2. La condition d’urgence posée par l’article L. 521-2 du code de justice administrative s’apprécie objectivement et compte tenu de l’ensemble des circonstances de chaque espèce. En particulier, le requérant qui saisit le juge des référés sur le fondement des dispositions de l'article L. 521-2 du code de justice administrative doit justifier des circonstances particulières caractérisant la nécessité pour lui de bénéficier à très bref délai d'une mesure de la nature de celles qui peuvent être ordonnées sur le fondement de cet article. La circonstance qu’une atteinte à une liberté fondamentale, portée par une mesure administrative, serait avérée n’est pas de nature à caractériser, à elle seule, l’existence d’une situation d’urgence au sens de cet article
3. Mme B... a déposé auprès du conseil départemental de la Seine-Saint-Denis une demande de prise en charge de son hébergement, qui a été rejetée par une décision du 8 août 2025 qu’elle a contestée par un recours administratif préalable en date du 15 septembre 2025. Elle soutient que depuis l’été 2025 elle ne dispose d’aucun logement et que la situation dans laquelle elle se trouve placée avec ses enfants lui ouvre droit à un hébergement d’urgence sur le fondement des dispositions du 4° de l’article L. 222-5 du code de l'action sociale et des familles. Toutefois, la situation d’isolement alléguée est contredite par certaines pièces qu’elle produit, qui font apparaître, y compris en ce qui concerne la période postérieure à sa domiciliation dans le département de la Seine-Saint-Denis, que la requérante justifie avec le père de ses enfants d’une communauté de vie dans un lieu de résidence situé dans le 5ème arrondissement de Paris. Au regard de ces circonstances, Mme B... n’établit pas la nécessité que soit ordonnée, sur le fondement de l’article L. 521-2 du code de justice administrative, dans le délai mentionné au point 1, une mesure de sauvegarde d’une liberté fondamentale à laquelle une atteinte grave et manifestement illégale aurait été portée. Par suite, sans qu’il y ait lieu d’accorder l'aide juridictionnelle sollicitée, la requête doit être rejetée, en toutes ses conclusions, selon la procédure prévue par l’article L. 522-3 du code de justice administrative.
O R D O N N E :
Article 1er : La requête de Mme B... est rejetée.
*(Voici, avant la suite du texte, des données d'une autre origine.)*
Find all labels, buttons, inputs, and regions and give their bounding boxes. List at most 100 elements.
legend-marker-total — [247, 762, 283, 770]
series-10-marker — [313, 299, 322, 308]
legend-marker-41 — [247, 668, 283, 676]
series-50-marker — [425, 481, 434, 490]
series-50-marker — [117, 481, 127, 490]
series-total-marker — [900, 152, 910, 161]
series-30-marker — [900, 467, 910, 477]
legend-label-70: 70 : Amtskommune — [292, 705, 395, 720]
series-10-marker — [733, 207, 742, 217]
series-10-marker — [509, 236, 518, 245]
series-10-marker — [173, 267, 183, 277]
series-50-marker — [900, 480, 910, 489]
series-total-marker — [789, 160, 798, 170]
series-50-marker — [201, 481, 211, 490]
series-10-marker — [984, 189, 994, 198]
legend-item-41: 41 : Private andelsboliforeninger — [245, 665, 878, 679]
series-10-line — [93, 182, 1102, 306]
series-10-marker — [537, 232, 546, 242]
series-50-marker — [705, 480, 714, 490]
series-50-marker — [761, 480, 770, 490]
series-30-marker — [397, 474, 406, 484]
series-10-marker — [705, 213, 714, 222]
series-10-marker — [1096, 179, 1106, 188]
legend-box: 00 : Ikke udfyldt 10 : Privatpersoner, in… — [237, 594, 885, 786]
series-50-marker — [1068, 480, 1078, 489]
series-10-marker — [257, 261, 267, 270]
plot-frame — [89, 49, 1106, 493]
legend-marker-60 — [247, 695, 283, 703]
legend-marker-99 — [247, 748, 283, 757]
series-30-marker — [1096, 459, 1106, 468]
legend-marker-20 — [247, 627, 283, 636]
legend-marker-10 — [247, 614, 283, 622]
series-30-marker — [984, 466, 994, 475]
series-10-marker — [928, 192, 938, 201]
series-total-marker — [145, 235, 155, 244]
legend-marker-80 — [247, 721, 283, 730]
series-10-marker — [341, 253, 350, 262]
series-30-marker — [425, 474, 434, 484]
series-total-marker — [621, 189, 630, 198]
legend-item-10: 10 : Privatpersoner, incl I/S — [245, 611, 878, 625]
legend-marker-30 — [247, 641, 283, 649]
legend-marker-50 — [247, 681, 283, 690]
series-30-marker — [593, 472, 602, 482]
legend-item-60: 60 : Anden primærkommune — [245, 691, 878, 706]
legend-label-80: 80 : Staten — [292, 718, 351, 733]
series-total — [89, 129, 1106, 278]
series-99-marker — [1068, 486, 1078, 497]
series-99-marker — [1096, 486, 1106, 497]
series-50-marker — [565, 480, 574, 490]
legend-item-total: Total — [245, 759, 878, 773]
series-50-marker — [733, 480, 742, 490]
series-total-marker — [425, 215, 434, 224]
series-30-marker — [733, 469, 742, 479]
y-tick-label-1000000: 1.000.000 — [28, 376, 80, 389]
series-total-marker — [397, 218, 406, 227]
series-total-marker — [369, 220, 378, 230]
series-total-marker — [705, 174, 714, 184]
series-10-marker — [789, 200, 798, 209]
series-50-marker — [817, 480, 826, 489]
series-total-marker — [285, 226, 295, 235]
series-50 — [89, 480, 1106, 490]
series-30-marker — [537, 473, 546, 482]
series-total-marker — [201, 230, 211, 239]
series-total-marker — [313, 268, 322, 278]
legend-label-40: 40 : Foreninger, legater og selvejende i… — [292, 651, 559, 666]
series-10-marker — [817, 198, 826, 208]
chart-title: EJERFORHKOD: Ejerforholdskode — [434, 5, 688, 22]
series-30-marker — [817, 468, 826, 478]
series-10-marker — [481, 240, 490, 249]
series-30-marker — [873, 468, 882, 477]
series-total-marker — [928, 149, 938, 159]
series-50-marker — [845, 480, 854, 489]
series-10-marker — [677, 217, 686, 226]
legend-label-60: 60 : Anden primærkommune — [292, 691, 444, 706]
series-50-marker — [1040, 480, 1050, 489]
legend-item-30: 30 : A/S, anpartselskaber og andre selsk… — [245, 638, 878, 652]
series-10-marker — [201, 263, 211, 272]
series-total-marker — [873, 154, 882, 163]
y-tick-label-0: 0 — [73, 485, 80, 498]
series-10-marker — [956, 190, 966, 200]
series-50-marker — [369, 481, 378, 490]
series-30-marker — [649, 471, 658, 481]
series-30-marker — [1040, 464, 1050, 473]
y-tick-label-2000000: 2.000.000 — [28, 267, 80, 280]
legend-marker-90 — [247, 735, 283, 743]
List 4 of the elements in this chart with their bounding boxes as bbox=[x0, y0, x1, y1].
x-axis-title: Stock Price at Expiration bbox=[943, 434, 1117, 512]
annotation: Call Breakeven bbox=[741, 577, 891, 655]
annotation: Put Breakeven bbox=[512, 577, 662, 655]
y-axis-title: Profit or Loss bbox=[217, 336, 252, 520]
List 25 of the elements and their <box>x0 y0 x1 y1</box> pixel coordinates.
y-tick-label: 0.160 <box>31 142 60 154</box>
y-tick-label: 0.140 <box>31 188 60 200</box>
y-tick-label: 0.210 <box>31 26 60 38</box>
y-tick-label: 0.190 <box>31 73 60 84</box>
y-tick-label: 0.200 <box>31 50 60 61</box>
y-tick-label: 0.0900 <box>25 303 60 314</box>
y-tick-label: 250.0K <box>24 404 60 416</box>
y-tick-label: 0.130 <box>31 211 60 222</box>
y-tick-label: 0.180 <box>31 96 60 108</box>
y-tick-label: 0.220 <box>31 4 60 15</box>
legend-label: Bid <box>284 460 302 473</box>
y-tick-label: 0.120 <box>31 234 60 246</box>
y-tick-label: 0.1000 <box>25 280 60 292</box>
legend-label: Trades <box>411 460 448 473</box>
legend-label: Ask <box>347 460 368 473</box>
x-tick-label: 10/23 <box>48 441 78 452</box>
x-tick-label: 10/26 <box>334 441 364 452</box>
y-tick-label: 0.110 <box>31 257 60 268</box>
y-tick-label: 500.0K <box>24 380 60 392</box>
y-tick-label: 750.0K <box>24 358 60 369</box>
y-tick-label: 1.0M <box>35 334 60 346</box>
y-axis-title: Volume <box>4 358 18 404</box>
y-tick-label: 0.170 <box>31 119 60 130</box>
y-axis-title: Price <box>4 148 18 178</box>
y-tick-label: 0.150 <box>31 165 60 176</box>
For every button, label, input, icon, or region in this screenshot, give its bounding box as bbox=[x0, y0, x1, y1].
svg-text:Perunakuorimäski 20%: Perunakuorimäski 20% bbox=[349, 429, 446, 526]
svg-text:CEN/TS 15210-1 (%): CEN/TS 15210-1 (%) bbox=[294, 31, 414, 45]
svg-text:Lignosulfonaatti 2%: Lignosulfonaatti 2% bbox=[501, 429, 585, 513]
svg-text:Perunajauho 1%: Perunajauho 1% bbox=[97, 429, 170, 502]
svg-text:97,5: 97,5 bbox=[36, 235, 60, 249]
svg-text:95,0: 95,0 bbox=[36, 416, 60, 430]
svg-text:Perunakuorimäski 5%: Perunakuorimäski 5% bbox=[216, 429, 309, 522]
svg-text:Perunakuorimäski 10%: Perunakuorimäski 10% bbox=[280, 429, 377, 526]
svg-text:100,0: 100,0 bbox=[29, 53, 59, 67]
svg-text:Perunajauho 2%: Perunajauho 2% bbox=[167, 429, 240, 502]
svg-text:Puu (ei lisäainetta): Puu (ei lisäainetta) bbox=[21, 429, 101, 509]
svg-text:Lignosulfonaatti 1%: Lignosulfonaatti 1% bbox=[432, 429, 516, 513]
Article 2 : La présente ordonnance sera notifiée à Mme A... B....
Fait à Montreuil, le 9 octobre 2025.
Le juge des référés,
D. Charageat
La République mande et ordonne au ministre d’Etat, ministre de l’intérieur en ce qui le concerne ou à tous commissaires de justice à ce requis en ce qui concerne les voies de droit commun contre les parties privées, de pourvoir à l'exécution de la présente décision.